Heavens to Betsy! That's a lot of posts in a short time.
Because it is indirectly addressed to me I'm going to quickly respond to your OP, kind sir, and then try and shuffle on through the rest of the discussion. We'll see if I have anything to contribute.
As the quote in your first post indicates, my gut feeling is that attitudes to heliocentrism and attitutes towards evolution are comparable and furthermore, that a comparison is instructive.
Fundamentally, both have been seen as challenges to recieved ideas of God's motives and his perceived
modus operandi.
With regards to the church's distaste for heliocentrism, it had been widely assumed until Copernicus that humanity's home, having been created by a god with big squishy feelings for us, was likely to be afforded the top spot in the celestial order. A contradiction of that assumption seemed initially like a threat to the foundations of the Christian faith, but instead just required a reinterpretation of the relevant sections of scripture and the church was good to go.

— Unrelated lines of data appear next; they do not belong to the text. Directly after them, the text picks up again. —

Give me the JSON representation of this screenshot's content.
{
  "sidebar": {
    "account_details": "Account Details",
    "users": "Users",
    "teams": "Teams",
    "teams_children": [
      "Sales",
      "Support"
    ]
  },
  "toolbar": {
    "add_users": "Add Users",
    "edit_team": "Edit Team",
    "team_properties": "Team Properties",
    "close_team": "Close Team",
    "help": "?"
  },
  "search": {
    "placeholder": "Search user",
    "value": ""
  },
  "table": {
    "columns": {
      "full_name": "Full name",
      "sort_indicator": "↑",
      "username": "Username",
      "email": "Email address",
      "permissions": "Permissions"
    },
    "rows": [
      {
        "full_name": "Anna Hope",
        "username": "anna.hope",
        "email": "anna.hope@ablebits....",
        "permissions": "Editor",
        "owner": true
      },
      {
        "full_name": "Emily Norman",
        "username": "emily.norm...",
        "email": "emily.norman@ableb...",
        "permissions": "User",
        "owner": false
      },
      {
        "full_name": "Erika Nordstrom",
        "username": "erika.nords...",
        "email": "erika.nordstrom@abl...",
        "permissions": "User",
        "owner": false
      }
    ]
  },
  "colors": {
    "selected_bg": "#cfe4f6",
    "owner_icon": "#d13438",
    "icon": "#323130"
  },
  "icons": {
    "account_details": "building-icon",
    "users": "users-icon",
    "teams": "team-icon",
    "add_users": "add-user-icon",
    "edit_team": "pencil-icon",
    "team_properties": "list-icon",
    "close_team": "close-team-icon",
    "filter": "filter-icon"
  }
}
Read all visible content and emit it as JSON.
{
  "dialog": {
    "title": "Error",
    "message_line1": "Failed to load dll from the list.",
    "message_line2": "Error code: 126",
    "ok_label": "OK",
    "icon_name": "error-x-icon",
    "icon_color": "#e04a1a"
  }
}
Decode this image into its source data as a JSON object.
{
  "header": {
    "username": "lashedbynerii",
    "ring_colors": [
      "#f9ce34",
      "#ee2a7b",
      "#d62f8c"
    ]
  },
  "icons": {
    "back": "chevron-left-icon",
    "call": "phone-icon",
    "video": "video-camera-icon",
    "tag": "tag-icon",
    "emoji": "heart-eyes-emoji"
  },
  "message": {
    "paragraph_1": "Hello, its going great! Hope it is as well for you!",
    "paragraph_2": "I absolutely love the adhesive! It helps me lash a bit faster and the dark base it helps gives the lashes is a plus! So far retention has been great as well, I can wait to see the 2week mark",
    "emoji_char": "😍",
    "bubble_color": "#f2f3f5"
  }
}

I can't see how the evidence for evolution is any less persuasive than the evidence for heliocentricity.
I think that there will at first be a period of resistance mirrored with the debate about the relation of the earth and the sun. Subsequently though, the beliefs accrued around the core of the Christian faith that make evolution seem unpalatable will be sloughed and replaced with new, compatible beliefs derived from revised interpretations of religious text. That's my hope anyway.
I don't see why God's contribution would be belittled in any way if it was just to make organic chemistry work in the first place. In truth, I don't see any "just" about it.
Its an embarrassing failure of empathy, but I remain unable to comprehend how literalists can find the stolid imaginings of nomadic barbarians to be more profound and inspiring than the incremental development of rational, methodical scientific enquiry by the best minds of the subsequent two-and-a-half thousand years.